Seniorin konnte noch eine Täterbeschreibung liefern
Aufgrund der Angaben des Opfers und einer Zeugin, die Lindner flüchten sah, erstellte die Polizei ein Phantombild. DNA-Spuren am Tatort führten dann zu dem 58-Jährigen, der Anfang Januar 2018 in Quickborn wegen Mordes verhaftet wurde. Im Gefängnis in Itzehoe legte Lindner eine Art Lebensbeichte ab, ehe er sich Ende Januar in der Zelle das Leben nahm.
Das Geständnis führte die Kripo auf die Spur von Ali Y., dem mutmaßlichen Anstifter zum Einbruch von Appen.
Diese Art Lebensbeichte Lindners war auch im ersten Verfahren vor dem Amtsgericht Pinneberg letztlich entscheidend für die Verurteilung des Komplizen. Als weiteres Indiz sahen die Richter die Auswertung der Handydaten des Angeklagten. Eine Funkzellenauswertung hatte ergeben, dass sich das Handy zum Zeitpunkt des Einbruchs in einen Mobilfunkmast eingeloggt hatte, der sich im Bereich des Tatorts befindet.
Zudem hatte Ali Y. das Gerät kurz vor der Beschlagnahme durch die Ermittler auf Werkseinstellungen zurückgesetzt, offenbar um verräterische Spuren zu verwischen. Rekonstruktionen ergaben jedoch, dass Lindner auch nach dem schiefgelaufenen Einbruch mehrfach Kontakt zu dem Angeklagten hatte, sodass die Richter davon ausgingen, dass der in der Türkei Geborene den Quickborner bei dieser Tat gesteuert hatte.
Im ersten Verfahren vor dem Amtsgericht Pinneberg sagte auch Cemil K. als Zeuge aus, der am Montag ebenfalls auf der Zeugenliste des eigentlich auf vier Tage anberaumten Berufungsverfahrens stand. Cemil K. ist der Vater des Nachwuchsboxers Tunahan K., der in Schenefeld lebte und im Juni 2017 im Alter von nur 22 Jahren verstarb. Er wurde erschossen, seine Leiche am 21. Juli 2017 in der Nähe des Rastplatzes Holmmoor an der A 7 von einem polnischen Lkw-Fahrer entdeckt.
Spektakuläre Suchaktion auf Lindners Grundstück
Als Mörder konnte Lindner ermittelt werden, der nur 150 Meter vom Leichenfundort entfernt lebte. Die letztlich entscheidenden Beweise fanden die Beamten nach dem Tod des 58-Jährigen auf seinem Grundstück am Harksheider Weg, das im Frühjahr 2018 in mehreren spektakulären Aktionen von einem Großaufgebot der Polizei regelrecht auf den Kopf gestellt wurde.
Die Beamten rissen mithilfe von schwerem Gerät Teile des Holzhauses ab, in dem Lindner zur Miete gewohnt hatte. Große Teile des 5000 Quadratmeter großen Grundstücks wurden umgegraben, das vom 58-Jährigen errichtete Betonfundament der Terrasse stemmten die Einsatzkräfte per Meißel auf, um darunter nach versteckten Beweisen zu suchen. Die Existenz dieser Verstecke hatte der Mörder vor seinem Tod angeblich einem Mithäftling verraten.

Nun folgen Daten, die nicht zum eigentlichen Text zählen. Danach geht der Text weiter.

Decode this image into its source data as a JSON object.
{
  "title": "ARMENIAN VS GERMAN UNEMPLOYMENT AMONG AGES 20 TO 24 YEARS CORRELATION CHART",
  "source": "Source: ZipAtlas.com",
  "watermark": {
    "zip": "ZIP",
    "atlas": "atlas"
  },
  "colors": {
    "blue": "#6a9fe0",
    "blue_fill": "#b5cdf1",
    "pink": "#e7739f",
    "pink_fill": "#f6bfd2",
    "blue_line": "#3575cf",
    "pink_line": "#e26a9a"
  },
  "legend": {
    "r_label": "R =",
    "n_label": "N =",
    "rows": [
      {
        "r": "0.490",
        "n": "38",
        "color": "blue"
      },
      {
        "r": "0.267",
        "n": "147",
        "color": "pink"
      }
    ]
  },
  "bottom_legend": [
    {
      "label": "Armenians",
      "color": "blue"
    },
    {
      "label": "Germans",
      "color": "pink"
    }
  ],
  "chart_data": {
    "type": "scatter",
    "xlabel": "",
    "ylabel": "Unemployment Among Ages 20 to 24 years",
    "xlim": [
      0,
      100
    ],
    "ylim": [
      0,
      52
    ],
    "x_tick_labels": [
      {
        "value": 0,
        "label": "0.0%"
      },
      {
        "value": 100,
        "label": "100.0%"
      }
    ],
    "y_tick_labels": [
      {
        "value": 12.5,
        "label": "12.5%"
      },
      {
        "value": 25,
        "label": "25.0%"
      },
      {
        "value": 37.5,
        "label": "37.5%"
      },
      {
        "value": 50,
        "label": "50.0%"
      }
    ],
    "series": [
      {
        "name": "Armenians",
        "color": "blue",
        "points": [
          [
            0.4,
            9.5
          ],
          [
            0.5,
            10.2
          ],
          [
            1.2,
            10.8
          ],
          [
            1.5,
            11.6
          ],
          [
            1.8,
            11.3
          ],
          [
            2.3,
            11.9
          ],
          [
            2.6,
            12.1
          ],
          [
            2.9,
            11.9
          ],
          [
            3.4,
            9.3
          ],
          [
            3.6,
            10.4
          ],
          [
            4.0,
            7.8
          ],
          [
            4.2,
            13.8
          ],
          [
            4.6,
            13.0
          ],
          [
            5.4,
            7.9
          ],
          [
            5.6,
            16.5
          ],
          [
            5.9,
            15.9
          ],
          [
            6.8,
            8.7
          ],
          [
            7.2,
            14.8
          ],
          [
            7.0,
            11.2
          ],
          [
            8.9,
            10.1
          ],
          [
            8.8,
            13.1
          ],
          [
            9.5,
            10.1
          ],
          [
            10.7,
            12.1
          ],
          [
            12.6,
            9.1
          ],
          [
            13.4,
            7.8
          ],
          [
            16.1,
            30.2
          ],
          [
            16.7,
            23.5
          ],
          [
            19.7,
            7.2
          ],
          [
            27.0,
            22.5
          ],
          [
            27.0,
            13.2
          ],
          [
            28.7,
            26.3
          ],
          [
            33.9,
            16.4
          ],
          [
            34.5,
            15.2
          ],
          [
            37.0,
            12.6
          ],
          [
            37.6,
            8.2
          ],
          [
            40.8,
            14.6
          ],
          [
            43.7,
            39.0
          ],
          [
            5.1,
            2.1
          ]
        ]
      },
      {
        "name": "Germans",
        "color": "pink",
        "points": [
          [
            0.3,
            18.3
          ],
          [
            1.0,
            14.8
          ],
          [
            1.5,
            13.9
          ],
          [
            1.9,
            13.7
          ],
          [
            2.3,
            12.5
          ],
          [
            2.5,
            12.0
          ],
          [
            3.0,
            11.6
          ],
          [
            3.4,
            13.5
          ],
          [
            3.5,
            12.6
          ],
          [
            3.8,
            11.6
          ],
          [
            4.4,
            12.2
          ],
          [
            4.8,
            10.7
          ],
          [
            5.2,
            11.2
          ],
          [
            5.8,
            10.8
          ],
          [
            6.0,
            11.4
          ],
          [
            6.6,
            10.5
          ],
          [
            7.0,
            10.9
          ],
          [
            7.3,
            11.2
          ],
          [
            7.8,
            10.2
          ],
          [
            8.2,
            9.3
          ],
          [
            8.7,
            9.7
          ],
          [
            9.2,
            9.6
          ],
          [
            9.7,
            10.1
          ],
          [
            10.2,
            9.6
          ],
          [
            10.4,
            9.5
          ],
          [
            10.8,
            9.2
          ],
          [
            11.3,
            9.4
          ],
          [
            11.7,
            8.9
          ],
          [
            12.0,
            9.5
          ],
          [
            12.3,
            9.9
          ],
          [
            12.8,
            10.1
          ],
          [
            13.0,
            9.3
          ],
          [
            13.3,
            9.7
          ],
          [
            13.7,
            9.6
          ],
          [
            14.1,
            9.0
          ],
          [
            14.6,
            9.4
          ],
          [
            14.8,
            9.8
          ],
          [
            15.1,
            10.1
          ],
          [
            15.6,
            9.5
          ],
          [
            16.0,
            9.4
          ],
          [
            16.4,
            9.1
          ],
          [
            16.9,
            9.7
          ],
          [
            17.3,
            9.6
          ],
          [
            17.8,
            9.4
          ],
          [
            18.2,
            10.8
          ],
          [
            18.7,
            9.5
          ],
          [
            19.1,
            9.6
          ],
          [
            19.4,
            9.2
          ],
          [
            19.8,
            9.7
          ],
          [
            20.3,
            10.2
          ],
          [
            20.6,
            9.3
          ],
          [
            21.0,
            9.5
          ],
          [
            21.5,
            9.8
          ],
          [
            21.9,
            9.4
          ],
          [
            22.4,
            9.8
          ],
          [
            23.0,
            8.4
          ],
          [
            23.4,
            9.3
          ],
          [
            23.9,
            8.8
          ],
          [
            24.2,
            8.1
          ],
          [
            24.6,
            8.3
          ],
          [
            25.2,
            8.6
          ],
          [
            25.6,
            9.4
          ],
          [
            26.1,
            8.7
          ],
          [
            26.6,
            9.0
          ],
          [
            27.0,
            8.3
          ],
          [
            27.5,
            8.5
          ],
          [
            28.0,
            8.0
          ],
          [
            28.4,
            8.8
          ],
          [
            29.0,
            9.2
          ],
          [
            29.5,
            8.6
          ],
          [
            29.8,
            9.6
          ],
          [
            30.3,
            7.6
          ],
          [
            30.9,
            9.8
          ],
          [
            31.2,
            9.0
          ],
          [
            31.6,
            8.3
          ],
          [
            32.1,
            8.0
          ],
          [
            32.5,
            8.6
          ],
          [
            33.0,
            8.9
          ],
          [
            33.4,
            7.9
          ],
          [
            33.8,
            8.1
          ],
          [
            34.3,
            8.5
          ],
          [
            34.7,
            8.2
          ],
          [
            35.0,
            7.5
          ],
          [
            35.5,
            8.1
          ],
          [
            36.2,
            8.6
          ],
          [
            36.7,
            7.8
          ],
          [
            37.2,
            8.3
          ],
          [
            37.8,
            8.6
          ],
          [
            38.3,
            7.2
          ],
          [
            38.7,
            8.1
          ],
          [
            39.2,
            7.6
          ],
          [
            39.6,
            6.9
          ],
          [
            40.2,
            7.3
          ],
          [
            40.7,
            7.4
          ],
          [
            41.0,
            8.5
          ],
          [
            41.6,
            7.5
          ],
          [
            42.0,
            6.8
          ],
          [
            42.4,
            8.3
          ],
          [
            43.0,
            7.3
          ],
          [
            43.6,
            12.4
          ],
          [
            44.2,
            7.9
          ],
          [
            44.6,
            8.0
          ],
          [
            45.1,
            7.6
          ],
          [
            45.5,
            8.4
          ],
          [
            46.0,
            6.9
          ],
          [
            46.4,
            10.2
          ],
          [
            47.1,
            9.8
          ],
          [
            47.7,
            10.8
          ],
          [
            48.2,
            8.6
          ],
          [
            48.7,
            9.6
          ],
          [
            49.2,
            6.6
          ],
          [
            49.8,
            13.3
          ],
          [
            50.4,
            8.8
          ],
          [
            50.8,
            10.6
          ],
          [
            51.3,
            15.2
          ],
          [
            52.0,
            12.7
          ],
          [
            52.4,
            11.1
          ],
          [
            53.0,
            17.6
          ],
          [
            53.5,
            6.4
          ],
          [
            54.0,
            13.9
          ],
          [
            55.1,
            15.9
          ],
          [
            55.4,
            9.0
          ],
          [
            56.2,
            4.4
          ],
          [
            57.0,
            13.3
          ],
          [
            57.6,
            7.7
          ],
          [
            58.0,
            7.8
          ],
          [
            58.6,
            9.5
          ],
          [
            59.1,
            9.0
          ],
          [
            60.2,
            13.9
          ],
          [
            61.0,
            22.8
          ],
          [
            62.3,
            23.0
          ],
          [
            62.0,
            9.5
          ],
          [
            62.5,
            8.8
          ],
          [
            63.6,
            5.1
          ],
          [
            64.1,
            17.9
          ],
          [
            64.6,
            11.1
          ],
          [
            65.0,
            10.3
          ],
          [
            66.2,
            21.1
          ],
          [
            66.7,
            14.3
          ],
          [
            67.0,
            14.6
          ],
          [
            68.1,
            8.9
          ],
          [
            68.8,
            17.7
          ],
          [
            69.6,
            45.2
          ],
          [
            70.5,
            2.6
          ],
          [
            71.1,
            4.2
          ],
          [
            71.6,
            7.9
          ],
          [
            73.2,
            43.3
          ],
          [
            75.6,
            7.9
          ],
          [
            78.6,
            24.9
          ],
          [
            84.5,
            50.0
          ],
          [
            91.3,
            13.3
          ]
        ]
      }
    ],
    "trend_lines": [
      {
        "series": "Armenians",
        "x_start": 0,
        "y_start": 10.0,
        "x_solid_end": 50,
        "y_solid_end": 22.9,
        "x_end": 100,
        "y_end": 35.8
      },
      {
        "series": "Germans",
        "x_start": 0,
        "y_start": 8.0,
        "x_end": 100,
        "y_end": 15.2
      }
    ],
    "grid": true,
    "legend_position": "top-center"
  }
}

Die Ermittler sollen dabei zumindest Munition gefunden haben, die zum Todesfall Tunahan K. passte. Lindner sollte, so der Verdacht, als Serienkiller tätig gewesen sein. Auch mehrere Mordanschläge auf Mitglieder zweier verfeindeter Motorradgangs in Hamburg könnten auf das Konto des Quickborners gehen. Bewiesen werden konnte das bis heute nicht. Auch ist nach wie vor unklar, wer den 58-Jährigen zum Mord an dem Nachwuchsboxer angestiftet hat.
Ali Y., der Montag die Bewährungsstrafe für die Mittäterschaft beim Einbruch in Appen akzeptierte, hat damit ganz offenbar nichts zu tun. Er ist aber nun rechtskräftig dafür verurteilt, dass durch seinen Auftrag zum Einbruch eine alte Frau zu Tode kam.